Virus ridden piece of fecal matter!!!

So my wife and I were perusing the aisles at the local Walmart, in order to purchace sundries at cut-rate prices. I pass through the elecronics aisle and note that the “pen cam” digital cameras are still selling for around $45. I had purchased one some time ago on a lark, as it seemed like a fun thing to have. However, as it was a cheap ass camera, its focus was a bit off and I had never been really pleased with it.

A little later, my travels brought me to the toy aisle. There, lo and behold, were the same cameras selling for $15! Marketed as " Cyber Gear Digital Camera", it seemed to be just like the one I already owned.

So I bought it.

Dumb.

I brought it home, hooked it up to my computer and installed the software for it. I took some pics. They looked a little orange, but otherwise about the same quality one expects from a cheap CMOS based digicam. Then I tried out the AVI capture software.

I recorded a few seconds of video, and saved it to my hard drive. However I could not find the file after I had saved it. What DID appear was a file called “scrap.eml”. I click on it.

My virus software goes nuts.

Apparently, instead of saving an AVI file, this fetid fucking rats anus of a worm felching sorry excuse for software is nothing more than a carrier for the Nimda-E virus.

Fucking great.

Now I want to be sure it is this software that is the problem, so I uninstall it, do another virus sweep, (finding nothing) and re-install. Same thing happens.

I was fortunate that the virus scanner cought it before it spread too much.

So as a warning to all you out there, stay far away from Wal-Mart Cyber Gear Pen cams. Unless you WANT virus infested shitstain puke-sucking software on your computer.

(Terse e-mails are being sent to Walmart and the manufacturer.)

Did your virus software identify and name the virus?

(it’s possible for AV software to get it wrong and be triggered by completely innocent files/activity)

Yes. The Nimda-e virus. It’s no mistake. Why would this software create an .Eml file instead of an avi? The .eml wasn’t even named the same thing that I had named the avi file I had tried to create. But as my reinstaling proved, it was the cam software that was creating the .eml file.

Also, the first time I was infected, It infected three other files and poped up a bunch of file instalation boxes.

I hope you took it back to the store or called the company! That’s seriously fucked up!

Not yet. But I am going to.

When was the software created?

Also, any identifying information you can provide from the camera and the software would be appreciated. Brand names, URLs, etc.

Oops; sorry, I somehow missed you mentioning this in the OP (eye burn from all that profanity, that must be it, not any error on my part :wink: )

I suspect it’s more likely to be a case of carelessness on the part of whoever compiled the driver/software CD, rather than any malicious intent - not that this affects the outcome in any meaningful way.

It may be possible to download a clean set of drivers from somewhere…

Mangetout is correct, I’ve seen this happen before. When I was in grad school, I was a TA for an undergrad lab psych course. A company sent us floppies that had a tutorial and simple application for doing statistics, and they were shipped infected with some virus. I’ve also seen one or two decent-sized game companies make MS-Word documents available that have Word macro viruses in them.

Like he said, not that this will help with your problem, but at least you can probably assume that this wasn’t done intentionally.

This has happened before too with a Power Puff Girls DVD. Some numbnut forgot to thoroughly check the DVD-ROM features before finalizing them and sent it off for production. This was the first known case of a computer virus being spread by a DVD.

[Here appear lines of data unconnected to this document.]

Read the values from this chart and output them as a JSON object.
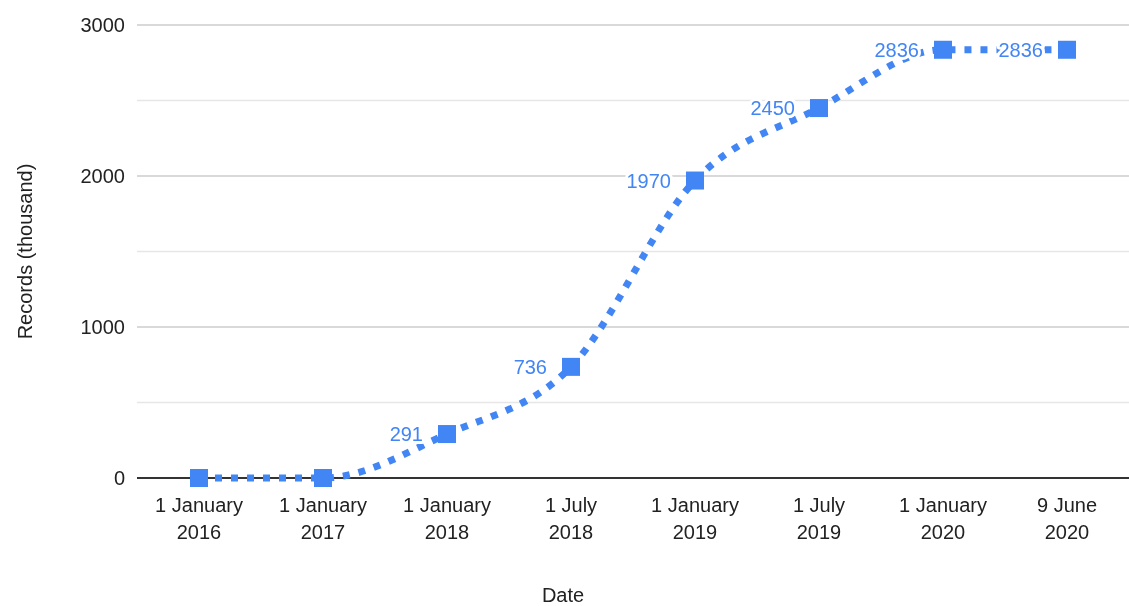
{
  "chart_data": {
    "type": "line",
    "xlabel": "Date",
    "ylabel": "Records (thousand)",
    "categories": [
      "1 January 2016",
      "1 January 2017",
      "1 January 2018",
      "1 July 2018",
      "1 January 2019",
      "1 July 2019",
      "1 January 2020",
      "9 June 2020"
    ],
    "series": [
      {
        "color": "#4285f4",
        "values": [
          0,
          0,
          291,
          736,
          1970,
          2450,
          2836,
          2836
        ],
        "value_labels": [
          null,
          null,
          "291",
          "736",
          "1970",
          "2450",
          "2836",
          "2836"
        ]
      }
    ],
    "ylim": [
      0,
      3000
    ],
    "yticks": [
      0,
      {
        "value": 500,
        "label": null
      },
      1000,
      {
        "value": 1500,
        "label": null
      },
      2000,
      {
        "value": 2500,
        "label": null
      },
      3000
    ],
    "grid": "y",
    "marker": "square",
    "line_style": "dotted"
  }
}
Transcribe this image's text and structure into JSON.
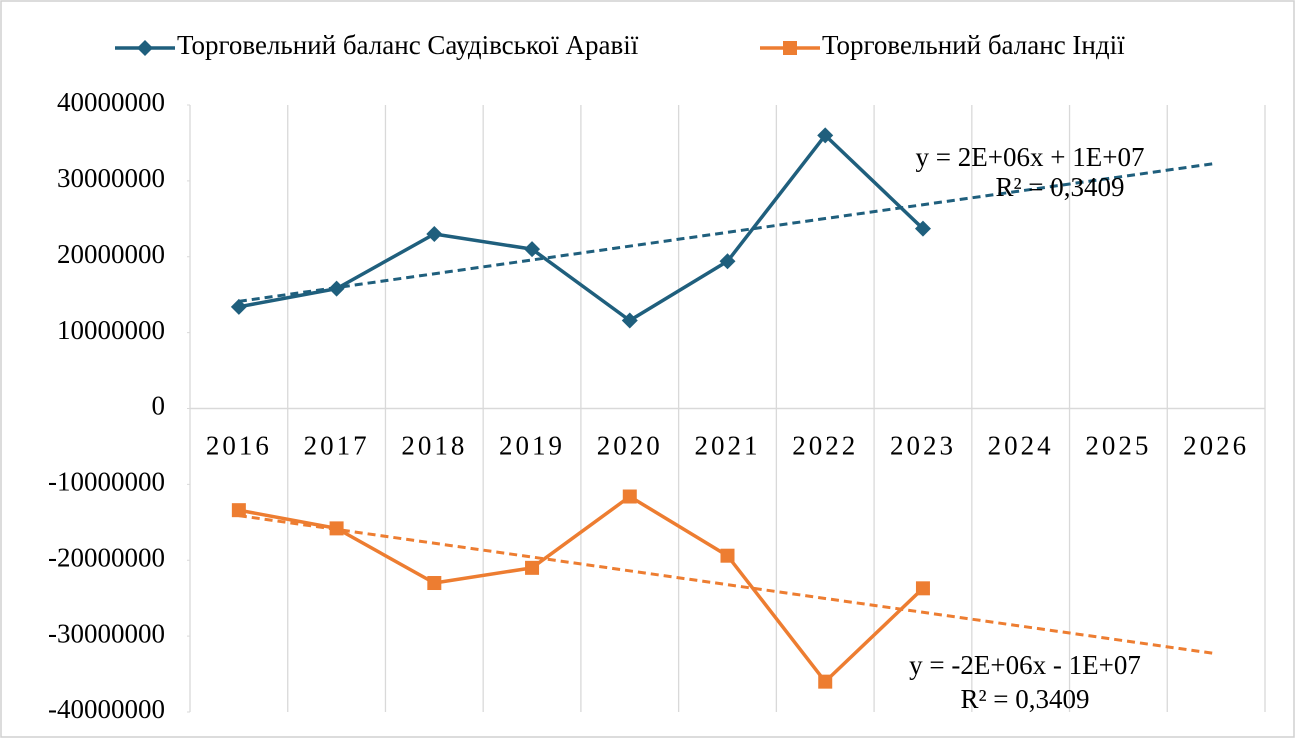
{
  "chart_data": {
    "type": "line",
    "categories": [
      "2016",
      "2017",
      "2018",
      "2019",
      "2020",
      "2021",
      "2022",
      "2023",
      "2024",
      "2025",
      "2026"
    ],
    "series": [
      {
        "name": "Торговельний баланс Саудівської Аравії",
        "color": "#1f5f7d",
        "marker": "diamond",
        "trendline": "linear",
        "values": [
          13400000,
          15800000,
          23000000,
          21000000,
          11600000,
          19400000,
          36000000,
          23700000,
          null,
          null,
          null
        ]
      },
      {
        "name": "Торговельний баланс Індії",
        "color": "#ed7d31",
        "marker": "square",
        "trendline": "linear",
        "values": [
          -13400000,
          -15800000,
          -23000000,
          -21000000,
          -11600000,
          -19400000,
          -36000000,
          -23700000,
          null,
          null,
          null
        ]
      }
    ],
    "annotations": [
      {
        "series": 0,
        "lines": [
          "y = 2E+06x + 1E+07",
          "R² = 0,3409"
        ]
      },
      {
        "series": 1,
        "lines": [
          "y = -2E+06x - 1E+07",
          "R² = 0,3409"
        ]
      }
    ],
    "ylim": [
      -40000000,
      40000000
    ],
    "yticks": [
      40000000,
      30000000,
      20000000,
      10000000,
      0,
      -10000000,
      -20000000,
      -30000000,
      -40000000
    ],
    "grid": "vertical",
    "legend": "top"
  }
}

Well I found the website for the company that made the stupid thing. Here it is.

http://www.sakar.com/nav.asp?id=4

The item I bought was the 3-in-1 Digital/Pc-Web/Video camera .

Oddly enough, there is nothing at that link. I did, however, find the driver software there and installed it. Works fine with no nimda infestation. I think Mangetout is right. The cam is made in China, so…

But it works ok now. I think I see why it was marked down to $15 from $20 though.

The interesting thing is, while my virus software was easly able to detect the resultant files made from the AVI software, it did not detect any virus in the AVI software itself. Nor does it detect any viruses on the installation cd. Only when that software ran, did the virus show up. Nasty.